Este é exatamente o cenário vivido por Daiana Oliveira. Mãe de primeira viagem aos 25 anos, ela enfrentou os desafios do diagnóstico de autismo do seu primogênito, Pedro, recebido quando ele tinha 4 anos. Hoje, aos 34 anos, à espera do seu segundo bebê, no quarto mês de gestação, Daiana compartilha as reflexões que cruzam essa jornada.
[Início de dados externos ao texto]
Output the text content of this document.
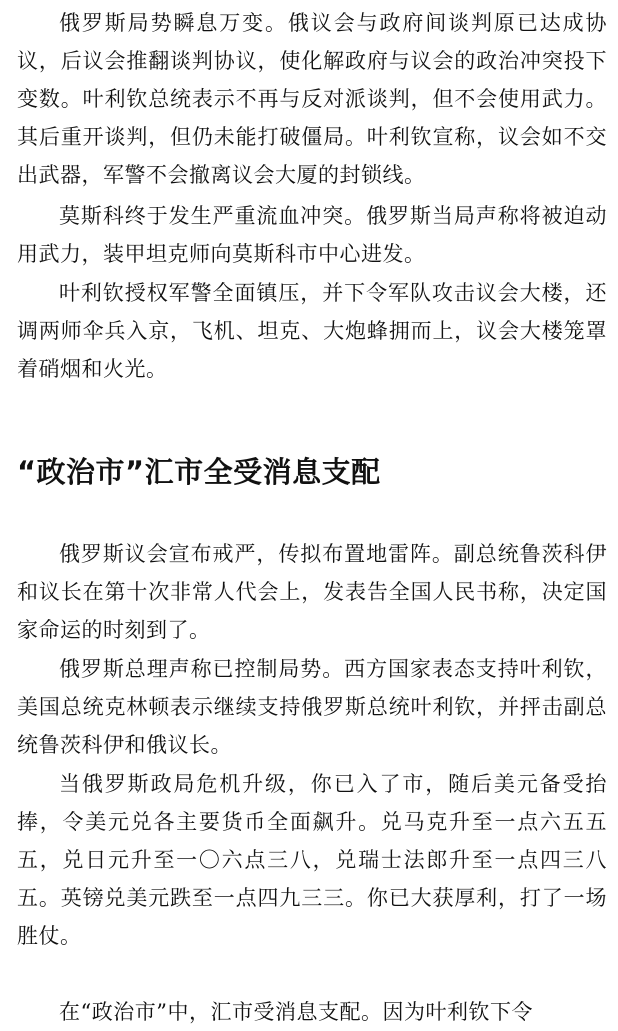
俄罗斯局势瞬息万变。俄议会与政府间谈判原已达成协议，后议会推翻谈判协议，使化解政府与议会的政治冲突投下变数。叶利钦总统表示不再与反对派谈判，但不会使用武力。其后重开谈判，但仍未能打破僵局。叶利钦宣称，议会如不交出武器，军警不会撤离议会大厦的封锁线。

莫斯科终于发生严重流血冲突。俄罗斯当局声称将被迫动用武力，装甲坦克师向莫斯科市中心进发。

叶利钦授权军警全面镇压，并下令军队攻击议会大楼，还调两师伞兵入京，飞机、坦克、大炮蜂拥而上，议会大楼笼罩着硝烟和火光。

“政治市”汇市全受消息支配

俄罗斯议会宣布戒严，传拟布置地雷阵。副总统鲁茨科伊和议长在第十次非常人代会上，发表告全国人民书称，决定国家命运的时刻到了。

俄罗斯总理声称已控制局势。西方国家表态支持叶利钦，美国总统克林顿表示继续支持俄罗斯总统叶利钦，并抨击副总统鲁茨科伊和俄议长。

当俄罗斯政局危机升级，你已入了市，随后美元备受抬捧，令美元兑各主要货币全面飙升。兑马克升至一点六五五五，兑日元升至一〇六点三八，兑瑞士法郎升至一点四三八五。英镑兑美元跌至一点四九三三。你已大获厚利，打了一场胜仗。

在“政治市”中，汇市受消息支配。因为叶利钦下令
“O Pedro é dócil e muito tranquilo, mas o meu grande medo sempre foi o amanhã. O maior receio de uma mãe atípica é pensar em quem vai cuidar e ajudar o filho se um dia ela não estiver mais aqui. Agora, grávida de quatro meses, o medo é em dobro: será que o segundo bebê também vai ser autista? Eu não sei. Mas sei que, enquanto eu estiver aqui, farei o possível e o impossível por eles, sempre”.
O relato de Daiana joga luz sobre a importância desse diálogo necessário entre as mães atípicas e a necessidade urgente de redes de apoio estruturadas, provando que, mesmo diante do desconhecido, o amor e a resiliência se multiplicam.